Whenever I photocopy a pattern I will lay one on top of the other and hold it up to the light, that way I can see if they are identical or different in some way

The first good bedfordshire piece was terrible trying to match 4 copies together to get a full square, but they were very early days for me and patterns. I have no idea where my teacher got that particular piece from, I have never seen that exact one since, some similar but not identical.

Also using our scanner and then printI have noticed that if you take a number of copies one and a time it would reduce by 1% each time (no idea why), it does seem to be as Tamara said, 98 is the best for identical copy and I just make sure these days that I check that out.
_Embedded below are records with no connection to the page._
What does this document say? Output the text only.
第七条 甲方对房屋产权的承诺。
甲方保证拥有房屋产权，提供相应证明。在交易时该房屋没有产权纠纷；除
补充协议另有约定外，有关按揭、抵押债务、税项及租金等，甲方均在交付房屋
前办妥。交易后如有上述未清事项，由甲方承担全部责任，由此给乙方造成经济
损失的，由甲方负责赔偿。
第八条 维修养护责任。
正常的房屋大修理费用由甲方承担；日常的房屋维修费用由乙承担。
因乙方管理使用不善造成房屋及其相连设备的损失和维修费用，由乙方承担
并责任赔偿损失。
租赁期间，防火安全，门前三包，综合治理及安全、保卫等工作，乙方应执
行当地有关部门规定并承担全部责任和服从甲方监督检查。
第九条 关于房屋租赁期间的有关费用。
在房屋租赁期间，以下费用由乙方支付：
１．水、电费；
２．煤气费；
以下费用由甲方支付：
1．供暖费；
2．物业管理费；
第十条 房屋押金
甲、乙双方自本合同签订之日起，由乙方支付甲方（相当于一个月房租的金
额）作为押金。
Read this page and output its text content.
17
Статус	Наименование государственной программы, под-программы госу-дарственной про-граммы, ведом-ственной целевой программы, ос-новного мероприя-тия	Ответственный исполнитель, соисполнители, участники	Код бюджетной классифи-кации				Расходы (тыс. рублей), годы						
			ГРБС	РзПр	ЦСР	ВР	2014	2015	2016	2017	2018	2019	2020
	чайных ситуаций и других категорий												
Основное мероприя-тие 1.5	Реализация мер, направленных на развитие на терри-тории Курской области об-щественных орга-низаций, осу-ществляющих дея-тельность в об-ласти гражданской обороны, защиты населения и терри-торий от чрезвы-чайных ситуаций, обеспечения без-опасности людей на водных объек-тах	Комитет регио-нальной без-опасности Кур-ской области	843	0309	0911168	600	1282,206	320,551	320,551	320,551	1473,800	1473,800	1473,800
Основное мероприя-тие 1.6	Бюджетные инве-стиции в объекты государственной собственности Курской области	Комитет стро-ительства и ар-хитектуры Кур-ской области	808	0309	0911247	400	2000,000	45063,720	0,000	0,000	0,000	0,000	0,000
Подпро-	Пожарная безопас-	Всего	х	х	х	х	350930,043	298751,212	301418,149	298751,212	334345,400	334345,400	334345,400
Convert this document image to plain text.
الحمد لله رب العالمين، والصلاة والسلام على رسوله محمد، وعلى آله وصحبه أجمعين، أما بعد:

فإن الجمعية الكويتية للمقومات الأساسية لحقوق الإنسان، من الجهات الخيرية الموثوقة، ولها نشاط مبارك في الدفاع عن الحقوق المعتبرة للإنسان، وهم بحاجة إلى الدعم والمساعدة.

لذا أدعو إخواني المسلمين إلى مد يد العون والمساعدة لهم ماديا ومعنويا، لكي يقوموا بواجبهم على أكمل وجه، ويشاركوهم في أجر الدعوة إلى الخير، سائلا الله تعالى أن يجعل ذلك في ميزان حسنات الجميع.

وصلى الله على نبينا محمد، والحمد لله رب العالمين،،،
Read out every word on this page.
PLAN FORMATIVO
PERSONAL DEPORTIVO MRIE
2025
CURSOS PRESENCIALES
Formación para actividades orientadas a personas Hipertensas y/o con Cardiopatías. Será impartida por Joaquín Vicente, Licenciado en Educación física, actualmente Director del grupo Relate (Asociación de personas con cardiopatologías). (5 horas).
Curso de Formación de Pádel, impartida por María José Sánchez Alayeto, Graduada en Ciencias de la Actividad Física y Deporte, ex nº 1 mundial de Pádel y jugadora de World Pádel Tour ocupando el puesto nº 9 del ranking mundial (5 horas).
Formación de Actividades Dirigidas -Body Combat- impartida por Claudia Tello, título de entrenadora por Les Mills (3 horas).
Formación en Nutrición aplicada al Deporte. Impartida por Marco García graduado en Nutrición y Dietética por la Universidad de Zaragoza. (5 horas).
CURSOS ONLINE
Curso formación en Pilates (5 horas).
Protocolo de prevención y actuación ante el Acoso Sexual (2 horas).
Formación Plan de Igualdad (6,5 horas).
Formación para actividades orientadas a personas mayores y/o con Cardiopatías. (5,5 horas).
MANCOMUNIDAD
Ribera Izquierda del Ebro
It seems better on straight copy.
Sue T
Dorset UK

I bought an Elizabeth Burgess pattern - a round mat - very recently, and it had just one-third of the pattern on the sheet - it had to be photocopied three times, and the bits stuck together, to make the pricking. The scanning and copying was easy, but the fitting together was most definitely not, as I think the copying distorted the pricking - only very slightly, but enough to be a nuisance when putting the three peices together!

It might have been the fault of the copier/scanner, but then... it might not have been :)

In the past, when I've had problems piecing such "broken" patterns, I tried copying by hand. And found that the mis-match was buried deeper; it probably occured when the book was printed. In eiter case, the starting dots did not align properly with the beginning dots and the join had to be fudged.